Катарина Венцль: Поиски жилья были связаны, с одной стороны, с тем, что мои финансовые ресурсы были ограничены, у меня не было стипендии, я сама финансировала свое пребывание в Москве, а плату за жилье разные хозяева мне все повышали, или они изначально требовали много, исходя из того, что я — иностранец, а иностранец, тем более с Запада, тем более — немец, богат как таковой. С другой стороны, мне эти поиски дали возможность увидеть самые разные места и жилища, ознакомиться, хотя бы поверхностно, с разными моделями жизни, устройства быта. Мне это было весьма интересно в то время. В начале моего пребывания у меня даже была идея менять жилье каждые месяц-два, чтобы изучить как можно больше районов и стилей жизни, но я поняла, что такой кочевой образ жизни потребует слишком много сил от меня и я в итоге диссертацию не напишу, а это была моя главная цель. К тому же я видела, что многие районы города похожи друг на друга и что в познавательном плане яничего не выиграть от таких чересчур частых перемещений. Что касается российского быта, то он меня всегда пугал, ставил в тупик, меня в России постоянно мучил вопрос, нельзя ли улучшить его каким-то образом, даже, может, небольшими средствами или прилагая кое-какие усилия. Одна сторона — это воздух в городе, пропитанный выхлопными газами, качество воды, идущей из крана, централизованное включение и выключение отопления, которое нельзя регулировать самому, качество продуктов и товаров, и так далее. Другая сторона - это вездесущая, всеобщая взаимоневежливость в общественном пространстве, равнодушие друг к другу, хамство, издевательское отношение к более слабому, мат на улицах, в транспорте, в очередях. Я понимаю, что тут можно обсудить, с одной стороны, воспитательную роль детских садов и школ, образовательную систему в целом, но, на мой взгляд, изменение этой ситуации каждый может начинать с себя. С другой стороны, я понимаю, что это, может быть, излишний идеализм. Люди измучены внешней стороной быта и в таких условиях очень сложно улыбаться кому попало.

Дмитрий Волчек: Катарина, русские 90-е годы, которые вы описываете в своем дневнике, были особым временем, которое ушло безвозвратно. Вот вы говорили, что вам нравилась небуржуазность ваших знакомых, но, конечно, эта небуржуазность за последние десятилетия, особенно в этой среде, очень сильно выветрилась. Что вам в этой эпохе 90-х годов по-настоящему нравилось, а что казалось ужасным? И испытываете ли вы ностальгию по 90-м годам, как многие в России испытывают?
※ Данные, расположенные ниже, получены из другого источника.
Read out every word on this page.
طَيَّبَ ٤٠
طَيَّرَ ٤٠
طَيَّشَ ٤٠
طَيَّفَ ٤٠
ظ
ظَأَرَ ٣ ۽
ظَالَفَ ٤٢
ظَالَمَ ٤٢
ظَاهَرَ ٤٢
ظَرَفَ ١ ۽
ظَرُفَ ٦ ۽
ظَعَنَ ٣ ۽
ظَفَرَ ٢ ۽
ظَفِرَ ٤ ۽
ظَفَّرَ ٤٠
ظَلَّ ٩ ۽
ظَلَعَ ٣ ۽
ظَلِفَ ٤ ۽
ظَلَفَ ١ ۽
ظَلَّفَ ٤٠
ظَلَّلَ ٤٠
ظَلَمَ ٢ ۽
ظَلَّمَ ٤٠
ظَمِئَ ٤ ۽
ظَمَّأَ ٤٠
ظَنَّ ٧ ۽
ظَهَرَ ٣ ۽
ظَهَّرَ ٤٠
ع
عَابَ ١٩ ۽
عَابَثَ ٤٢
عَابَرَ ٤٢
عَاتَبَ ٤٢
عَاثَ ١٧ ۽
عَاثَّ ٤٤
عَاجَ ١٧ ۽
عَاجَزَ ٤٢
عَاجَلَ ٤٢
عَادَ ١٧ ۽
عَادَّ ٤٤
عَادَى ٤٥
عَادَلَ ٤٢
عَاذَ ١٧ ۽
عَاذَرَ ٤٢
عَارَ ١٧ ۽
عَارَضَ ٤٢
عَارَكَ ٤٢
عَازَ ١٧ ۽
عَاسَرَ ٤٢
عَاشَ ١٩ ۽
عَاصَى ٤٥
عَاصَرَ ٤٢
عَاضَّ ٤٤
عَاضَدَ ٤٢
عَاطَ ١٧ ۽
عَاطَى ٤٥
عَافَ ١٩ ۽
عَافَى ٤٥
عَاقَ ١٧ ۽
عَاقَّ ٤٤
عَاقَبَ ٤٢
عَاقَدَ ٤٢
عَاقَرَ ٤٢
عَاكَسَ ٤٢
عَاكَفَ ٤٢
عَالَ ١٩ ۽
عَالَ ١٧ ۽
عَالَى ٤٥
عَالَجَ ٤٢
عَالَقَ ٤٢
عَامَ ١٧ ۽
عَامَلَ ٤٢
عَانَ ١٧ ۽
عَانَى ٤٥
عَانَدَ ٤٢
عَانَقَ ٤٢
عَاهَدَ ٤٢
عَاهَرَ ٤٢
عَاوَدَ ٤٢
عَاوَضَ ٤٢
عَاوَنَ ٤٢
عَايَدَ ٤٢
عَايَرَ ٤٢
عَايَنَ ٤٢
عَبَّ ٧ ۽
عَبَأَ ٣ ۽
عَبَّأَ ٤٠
Катарина Венцль: В русских 90-х меня привлекало то, что тогда открылись новые возможности, меня привлекал дух подъема, который тогда царил и который имел свойство увлекать. Но у этой ситуации была обратная сторона, которая пугала — многие люди были не в состоянии справиться с этими новыми обстоятельствами, адаптироваться к ним, они стали жертвами стихийных преобразований, а среди них были, в том числе, представители интеллигенции, которые выросли еще в советской системе и были абсолютно неспособны подстроиться под жесткие новые реалии. Наблюдать за этим было очень печально для меня. Ностальгии по девяностым у меня нет. Конечно, это было живое, динамичное, захватывающее время, но вернуться в него не хотелось бы, хотя я и была моложе, а быть моложе, безусловно, лучше, чем быть старше.

Дмитрий Волчек: Катарина, а вернуться в саму Россию вы бы хотели? Есть ведь такие иностранцы, которых Россия увлекает настолько, что они просто не мыслят жизни своей без Москвы, без этого ощущения постоянной опасности, без постоянных приключений. Почему вы не остались в России? Связано ли это с какими-то личными причинами или с политикой, потому что Россия сама изменилась и в путинской России уже стало неинтересно? И чем вы занимаетесь сейчас и продолжаете ли дневник?

Катарина Венцль: Я в России не осталась, на самом деле, два раза. В первый раз — в связи с поисками работы, а второй — по личным причинам. В 1997 году, после того, как я защитила диссертацию, я хотела остаться, у меня была такая цель, и я с этой целью искала работу в Москве. Но до меня очень быстро дошло, что будет выгоднее найти работу в Германии, работодателя, который бы направил меня в Россию. Поэтому я уехала, вскоре устроилась на соответствующую работу и уже через полтора года после отъезда из Москвы переехала жить в Санкт-Петербург. Второй раз — в 2005 году, когда была возможность задержаться в России, соблазн воспользоваться этой возможностью был, но я решила вернуться в Германию в связи с тяжелой болезнью моего отца. То есть это была абсолютно личная причина, которая не была обусловлена политической ситуацией. Чем я занимаюсь теперь? Я теперь руковожу Русским отделением Мюнхенского Института иностранных языков, я преподаю перевод, в основном — устный, работаю фрилансером, в том числе, переводчиком-синхронистом, и пишу. Я продолжаю вести некий дневник, но это уже не дневниковые записи, а, скорее, записи разговоров. Меня сейчас очень интересуют механизмы установления контакта между людьми, способы ведения разговоров, в том числе, управления ими, создание атмосферы, развитие и разветвление темы и так далее.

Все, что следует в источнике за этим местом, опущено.